Текст книги "В добрый час"


Автор книги: Иван Шамякин



сообщить о нарушении

Текущая страница: 6 (всего у книги 27 страниц)

14

Это было обычным явлением: позовут к одному больному, а лечить приходится нескольких. А иногда и больных нет, но все равно не вырвешься из деревни дотемна. Потому что он приходил в хату не только как врач. Поговорить с людьми, рассказать о том, о другом, услышать об их жизни, мыслях и настроениях – все это было неотъемлемой частью его врачебной деятельности. Он знал, что иногда человеку помогает не только лекарство, но и доброе, теплое слово и даже справедливый упрек.

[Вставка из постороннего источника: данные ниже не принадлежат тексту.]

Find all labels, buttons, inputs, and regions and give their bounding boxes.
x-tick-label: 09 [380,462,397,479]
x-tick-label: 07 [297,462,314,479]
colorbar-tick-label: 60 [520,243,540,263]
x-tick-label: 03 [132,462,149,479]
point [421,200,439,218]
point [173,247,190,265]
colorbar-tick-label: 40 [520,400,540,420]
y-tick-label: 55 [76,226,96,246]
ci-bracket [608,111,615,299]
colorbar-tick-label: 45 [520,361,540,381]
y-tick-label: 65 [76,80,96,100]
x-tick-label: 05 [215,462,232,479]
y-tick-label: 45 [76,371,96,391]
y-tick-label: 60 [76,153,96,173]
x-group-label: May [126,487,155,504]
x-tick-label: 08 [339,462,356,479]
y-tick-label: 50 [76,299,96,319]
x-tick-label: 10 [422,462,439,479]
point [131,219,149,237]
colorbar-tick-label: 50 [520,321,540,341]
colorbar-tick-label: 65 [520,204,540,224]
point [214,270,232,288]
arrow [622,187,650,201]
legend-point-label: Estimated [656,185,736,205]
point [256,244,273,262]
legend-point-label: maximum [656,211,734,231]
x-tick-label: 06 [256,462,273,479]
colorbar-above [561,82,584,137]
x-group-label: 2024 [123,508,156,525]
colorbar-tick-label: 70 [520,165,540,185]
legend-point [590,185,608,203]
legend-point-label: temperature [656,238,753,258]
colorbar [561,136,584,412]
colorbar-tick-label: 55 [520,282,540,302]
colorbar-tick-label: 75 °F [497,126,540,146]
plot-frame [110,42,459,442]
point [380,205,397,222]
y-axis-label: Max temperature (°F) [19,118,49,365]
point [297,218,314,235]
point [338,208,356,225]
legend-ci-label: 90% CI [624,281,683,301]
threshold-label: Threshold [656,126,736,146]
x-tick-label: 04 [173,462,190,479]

Ладынин только что кончил выслушивать больную девочку, когда на пороге появилась женщина.

– Я до вас, товарищ доктор. Старухе моей что-то неможется, на спину жалуется… Не зашли бы вы посмотреть? Будьте добреньки.

«Ну, начинается… Опять на весь день», – а на душе светло и радостно от сознания приносимой пользы и предчувствия встреч с новыми людьми.

У старухи – ничего серьезного, просто немного простудилась.

Но Ладынин не спешил уходить. Он сидел у окна, выписывал рецепт, тайком разглядывая хозяйку и хату. Хозяйка – молодая, крепкая женщина. А в хате не прибрано: пол грязный, вещи разбросаны. Доктор всю жизнь воевал за чистоту в крестьянских хатах, во дворах и на улицах.

– А у вас семья большая?

– Дочка. В третий класс ходит.

– Большая девочка. Пионерка? Так-так…

– А что, доктор?

– Да вот, смотрю, грязновато у вас.

Густая краска залила лицо женщины. Но ответила она дерзко и зло:

– А кому она нужна, эта чистота? Был муж, так светилось все вокруг, а теперь… – в глазах вдовы заблестели слезы. – Только в работе и находишь утешение, а работа моя – от темна до темна, на ферме…

Ладынин сразу смягчился; была у доктора одна слабость—хорошему работнику он многое мог простить. Голос у него стал отечески ласковый, спокойный.

– Да… вас как зовут? Давайте знакомиться, коли так…

– Клавдя Хацкевич.

– А по отчеству?

– Кузьмовна.

– Так вот, Клавдия Кузьминична, в отчаяние впадают только слабые. А вы, я думаю, не из числа слабых. Разве можно забывать главное – у вас дочка! Её нужно растить, учить, вывести в люди, сделать настоящим человеком. А вы грязь оправдываете, когда у вас в доме школьница… Да навести порядок в хате – это ведь прямая обязанность такой девочки. Я сегодня же зайду в школу и перед всем классом пристыжу вашу дочку.

– Ой, что вы, доктор! – Мать непритворно испугалась и начала просить – Не делайте этого. Ей-богу, больше не повторится, хоть нарочно зайдите.

– И зайду, я человек беспокойный.

Через минуту Ладынин перевел разговор на другую тему.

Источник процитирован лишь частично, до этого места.